My husband has always told me that my brain is one of his favorite things about me. My ability to store huge amounts of information, how I can make some of the craziest connections from anything (smell, sound, single words, location, etc), even photographic memory. It’s something that has always been something I could rely on. He told me he always wanted to harness my brain power to change the world. It felt like a weird episode from Pinky and The Brain, but there you have it my brain treasured by the man that got me pregnant. 😉
Pregnancy brain is very common knowledge. On some scale, every pregnant woman will deal with it. Sadly, there is nothing that can be done to prevent it. You can try different mind games and apps to increase brain function, but in my experience, I think anything I use to better my brain is going straight to our baby. So baby better come out a genius!
I want to share my personal experience with Baby Brain or Pregnancy Brain. Yes, I have tried to put our container of salt into the freezer. Yes, I have forgotten my thoughts as I am saying them. Have you ever watched the episode of the Office where Michael admits that at times he starts talking and just keeps going hoping he finds his point. Both thumbs are pointed right at me. I’m not wanting to make a list. I want to share a descriptive story of what it is. What we as women go through.
I don’t have a fog. I don’t have anything right now, it’s all blank!
The other day, my husband and I were talking on the phone on his way home from work. He battles depression and is currently in the process of changing medicines, so it’s tough for him to focus, to stay attentive, to really anything right now. As we are talking he tells me, “Do you know when you are driving in fog, and you just can’t make out what you are seeing? That’s what I feel like right now.”

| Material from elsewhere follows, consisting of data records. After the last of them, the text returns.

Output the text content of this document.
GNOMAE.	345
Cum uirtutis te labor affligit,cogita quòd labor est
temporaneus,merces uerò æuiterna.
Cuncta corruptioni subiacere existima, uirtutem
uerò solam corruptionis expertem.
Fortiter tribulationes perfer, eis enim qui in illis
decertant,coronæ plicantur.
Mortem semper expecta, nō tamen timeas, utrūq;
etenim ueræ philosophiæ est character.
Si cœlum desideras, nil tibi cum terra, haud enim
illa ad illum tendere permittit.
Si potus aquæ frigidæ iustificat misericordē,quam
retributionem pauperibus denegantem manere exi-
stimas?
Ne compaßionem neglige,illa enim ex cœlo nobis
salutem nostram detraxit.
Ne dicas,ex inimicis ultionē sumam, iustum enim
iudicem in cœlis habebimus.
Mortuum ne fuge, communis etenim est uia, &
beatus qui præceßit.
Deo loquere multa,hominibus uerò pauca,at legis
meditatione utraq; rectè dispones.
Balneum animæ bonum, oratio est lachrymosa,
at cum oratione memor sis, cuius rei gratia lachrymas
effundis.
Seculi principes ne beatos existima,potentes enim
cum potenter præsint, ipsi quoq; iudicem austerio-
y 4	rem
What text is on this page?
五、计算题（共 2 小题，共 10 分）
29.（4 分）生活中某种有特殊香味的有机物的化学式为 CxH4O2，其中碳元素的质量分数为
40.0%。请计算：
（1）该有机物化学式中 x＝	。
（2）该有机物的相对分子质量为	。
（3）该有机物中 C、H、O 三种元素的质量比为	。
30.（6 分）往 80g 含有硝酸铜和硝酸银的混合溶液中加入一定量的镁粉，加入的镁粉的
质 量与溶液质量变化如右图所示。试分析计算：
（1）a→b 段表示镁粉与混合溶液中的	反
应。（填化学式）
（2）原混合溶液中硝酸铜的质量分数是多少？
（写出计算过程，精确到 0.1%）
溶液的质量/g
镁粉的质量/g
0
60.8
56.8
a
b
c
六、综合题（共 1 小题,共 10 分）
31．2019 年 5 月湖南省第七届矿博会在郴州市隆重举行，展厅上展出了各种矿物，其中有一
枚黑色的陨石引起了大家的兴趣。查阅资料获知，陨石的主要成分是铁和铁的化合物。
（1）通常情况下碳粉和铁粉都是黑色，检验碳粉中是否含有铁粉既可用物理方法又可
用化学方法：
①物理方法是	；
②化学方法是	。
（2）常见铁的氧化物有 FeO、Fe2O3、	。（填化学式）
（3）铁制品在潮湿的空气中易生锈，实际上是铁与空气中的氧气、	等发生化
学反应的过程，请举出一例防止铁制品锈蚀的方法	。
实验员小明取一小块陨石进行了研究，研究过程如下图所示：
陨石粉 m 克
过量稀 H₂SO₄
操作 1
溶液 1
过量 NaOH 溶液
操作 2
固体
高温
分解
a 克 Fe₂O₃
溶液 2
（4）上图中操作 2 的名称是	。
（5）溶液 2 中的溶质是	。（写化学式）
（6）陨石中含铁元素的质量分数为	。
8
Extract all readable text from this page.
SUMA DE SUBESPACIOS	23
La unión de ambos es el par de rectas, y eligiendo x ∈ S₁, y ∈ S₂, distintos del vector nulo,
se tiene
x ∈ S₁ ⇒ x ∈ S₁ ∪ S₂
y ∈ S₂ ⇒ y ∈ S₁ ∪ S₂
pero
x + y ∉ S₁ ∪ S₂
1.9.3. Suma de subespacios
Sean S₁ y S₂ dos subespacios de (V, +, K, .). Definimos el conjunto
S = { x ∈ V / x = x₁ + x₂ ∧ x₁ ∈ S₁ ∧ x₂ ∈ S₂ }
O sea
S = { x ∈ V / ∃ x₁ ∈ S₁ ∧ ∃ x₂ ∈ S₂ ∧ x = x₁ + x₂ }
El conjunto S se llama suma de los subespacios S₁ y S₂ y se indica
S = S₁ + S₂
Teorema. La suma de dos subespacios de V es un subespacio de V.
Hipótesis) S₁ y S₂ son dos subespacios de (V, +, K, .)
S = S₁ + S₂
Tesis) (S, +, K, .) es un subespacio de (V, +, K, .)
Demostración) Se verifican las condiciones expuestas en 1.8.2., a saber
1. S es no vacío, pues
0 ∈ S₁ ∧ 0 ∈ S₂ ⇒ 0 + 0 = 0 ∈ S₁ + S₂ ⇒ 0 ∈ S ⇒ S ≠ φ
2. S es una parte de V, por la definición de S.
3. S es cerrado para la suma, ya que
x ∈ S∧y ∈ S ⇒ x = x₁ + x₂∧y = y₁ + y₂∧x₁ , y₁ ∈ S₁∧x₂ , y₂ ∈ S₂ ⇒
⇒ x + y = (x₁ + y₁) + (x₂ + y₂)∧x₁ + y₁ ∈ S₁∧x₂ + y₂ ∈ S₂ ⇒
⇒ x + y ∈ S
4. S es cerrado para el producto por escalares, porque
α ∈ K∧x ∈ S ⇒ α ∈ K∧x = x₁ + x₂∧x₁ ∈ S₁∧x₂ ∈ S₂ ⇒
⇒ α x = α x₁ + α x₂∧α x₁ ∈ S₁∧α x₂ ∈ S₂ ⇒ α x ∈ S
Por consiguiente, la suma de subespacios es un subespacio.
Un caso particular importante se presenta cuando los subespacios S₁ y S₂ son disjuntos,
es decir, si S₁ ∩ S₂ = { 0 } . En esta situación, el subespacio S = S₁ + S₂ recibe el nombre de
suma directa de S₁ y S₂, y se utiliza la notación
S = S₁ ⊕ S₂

My heart went out to him because he is highly active and a hard worker, for him to not be able to grasp things is huge for him. My Response… “I’m sorry love but I wish that were my issue… I don’t have a fog. I don’t have anything right now, it’s all blank!”
Baby Brain can be almost amnesia as in how it works. Sometimes it’s a fog but most of the time for me it’s just not there. There is nothing to reach out for; knowledge I have once had is just gone, half of my vocabulary is just missing.
A great example is an attic. You go into the attic to get something out of a box you put there. You get into the attic go to the place you sat the box, only it’s not there. You see the outline in the dust where the box once was but there isn’t a box there anymore. I know right where my thought is stored, I know everything surrounding the thought, I just do not know the thought itself, it’s gone.
I have learned that if I think of something I have to do it right then. I cannot put it off. I will obsess over details and keep bugging people about things (mostly the baby shower right now) because if I don’t do it as I am thinking about it it will be lost forever.
Please be patient with yourself or with a loved one dealing with the baby brain. I’m told it won’t get better but I’m hoping these are just the people who dealt with a mild case versus my amnesia styled baby brain.
Do what you can to remember things. Send a text to yourself to remind you. I can’t tell you how many texts I have sent to someone just because I hit send and then remember another thing I needed to tell them, and repeat, repeat again, and again. I’m not joking! Most of my text conversations boil down to about 10 messages from another person and about 30 from me. I also have taken up chanting. Whenever I need to do something but I can’t at that exact moment for whatever reason, I will chant what I have to do for about 5 minutes. It’s worked too!
*Please Note: In no way am I downplaying the severity of Depression, it is a serious illness that millions battle on a daily basis. If you or someone you know battles any type of mental illness please seek aid from a medical professional.